Mavis, a recent graduate, doesn’t want to practice law; she is paying off an $80,000.00 loan! Mark, in grade12, wants to travel before completing post high training. His parents are upset.

Mavis and Mark are experiencing common issues. Career indecision is a normal part of growing up.

For high school student, questions like, “Who am I?” “What should I do?” can be overwhelming. Peers, school, family, and other societal pressures contribute to anxiety.

Although university is a good place to learn more about self, meet people, and explore some career options, is a four year degree the best option for all students? Recent research by the National Center for Educational Statistics indicate that 65.6 percent of all American high school graduates enroll in university. However, studies show that about 56 percent of students complete four-year degrees within six years.

Some adolescents, who enjoy working with their hands feel pressured to attend college for financial and status reasons. Many, however, can achieve satisfaction and success without a degree. Brad, a college drop-out, has a successful computer repair business. Numerous technical, trade, and crafts workers such as drafters, electricians, and automobile mechanics earn more than university educated teachers, dietitians, and social workers.
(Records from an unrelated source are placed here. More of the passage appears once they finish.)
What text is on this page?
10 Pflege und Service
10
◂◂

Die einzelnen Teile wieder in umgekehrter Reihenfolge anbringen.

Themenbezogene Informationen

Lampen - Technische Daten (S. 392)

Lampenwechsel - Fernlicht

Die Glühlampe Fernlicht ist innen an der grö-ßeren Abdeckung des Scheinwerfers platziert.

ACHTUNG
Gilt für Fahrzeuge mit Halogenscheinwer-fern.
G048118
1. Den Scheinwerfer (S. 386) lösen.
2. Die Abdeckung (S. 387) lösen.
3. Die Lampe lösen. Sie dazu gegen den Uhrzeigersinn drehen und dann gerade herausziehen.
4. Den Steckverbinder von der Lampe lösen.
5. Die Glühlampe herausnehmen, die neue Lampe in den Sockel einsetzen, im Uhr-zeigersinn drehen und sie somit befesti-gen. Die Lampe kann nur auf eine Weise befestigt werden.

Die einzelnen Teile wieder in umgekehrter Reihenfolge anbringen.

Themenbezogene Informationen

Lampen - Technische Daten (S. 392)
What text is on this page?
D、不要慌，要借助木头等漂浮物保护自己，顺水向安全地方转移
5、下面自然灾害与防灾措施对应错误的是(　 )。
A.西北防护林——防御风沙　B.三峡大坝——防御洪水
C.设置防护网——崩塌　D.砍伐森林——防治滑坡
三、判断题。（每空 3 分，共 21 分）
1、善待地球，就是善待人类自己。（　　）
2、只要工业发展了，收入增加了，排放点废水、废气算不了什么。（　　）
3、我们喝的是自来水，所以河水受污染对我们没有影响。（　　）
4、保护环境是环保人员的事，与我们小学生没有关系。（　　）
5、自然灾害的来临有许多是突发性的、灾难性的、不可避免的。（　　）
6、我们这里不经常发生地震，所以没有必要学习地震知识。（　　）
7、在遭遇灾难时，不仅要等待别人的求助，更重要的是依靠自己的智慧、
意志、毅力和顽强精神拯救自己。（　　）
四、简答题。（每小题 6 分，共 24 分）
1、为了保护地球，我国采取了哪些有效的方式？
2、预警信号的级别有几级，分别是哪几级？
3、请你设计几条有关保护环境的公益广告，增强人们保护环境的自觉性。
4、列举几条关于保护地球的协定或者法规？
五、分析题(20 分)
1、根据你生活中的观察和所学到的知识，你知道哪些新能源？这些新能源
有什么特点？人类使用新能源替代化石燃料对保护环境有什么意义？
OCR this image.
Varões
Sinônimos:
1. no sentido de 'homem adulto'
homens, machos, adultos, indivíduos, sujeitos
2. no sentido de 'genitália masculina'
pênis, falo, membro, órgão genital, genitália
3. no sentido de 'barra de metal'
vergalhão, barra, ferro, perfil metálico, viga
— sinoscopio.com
What can schools do to assist students with post-high school plans?

Effective career education helps students acquire appropriate attitudes, knowledge, and skills in three interrelated areas.

1. Knowledge of self and others. Varied inventories and school and work experiences help students understand personal characteristics, and use this knowledge for exploration of compatible lifestyle options. Students also rehearse effective interpersonal skills.

2. Exploration of career and lifestyle alternatives. This includes the use of numerous strategies that enable students to explore compatible occupational alternatives and educational routes to job entry. Study and job search skills, money management, economic principles, and family, leisure and citizenship roles and settings are addressed, as well.

3. Decision-making and goal setting strategies. These are rehearsed and applied to all life components.

Students are encouraged to define broad career goals, and understand that career decision making in a fluid world is lifelong.

All good teachers implement many of the forgoing. They also show the relevancy of subject matter and help students develop an appreciation of lifelong learning.

Career education should be at the heart of schooling, but people need to recognize that schools cannot do everything. Ideally, educators, parents, and community members should work with students to help them prepare for working, living, and making a social contribution. Results include happy, well-adjusted, healthy, and productive adults.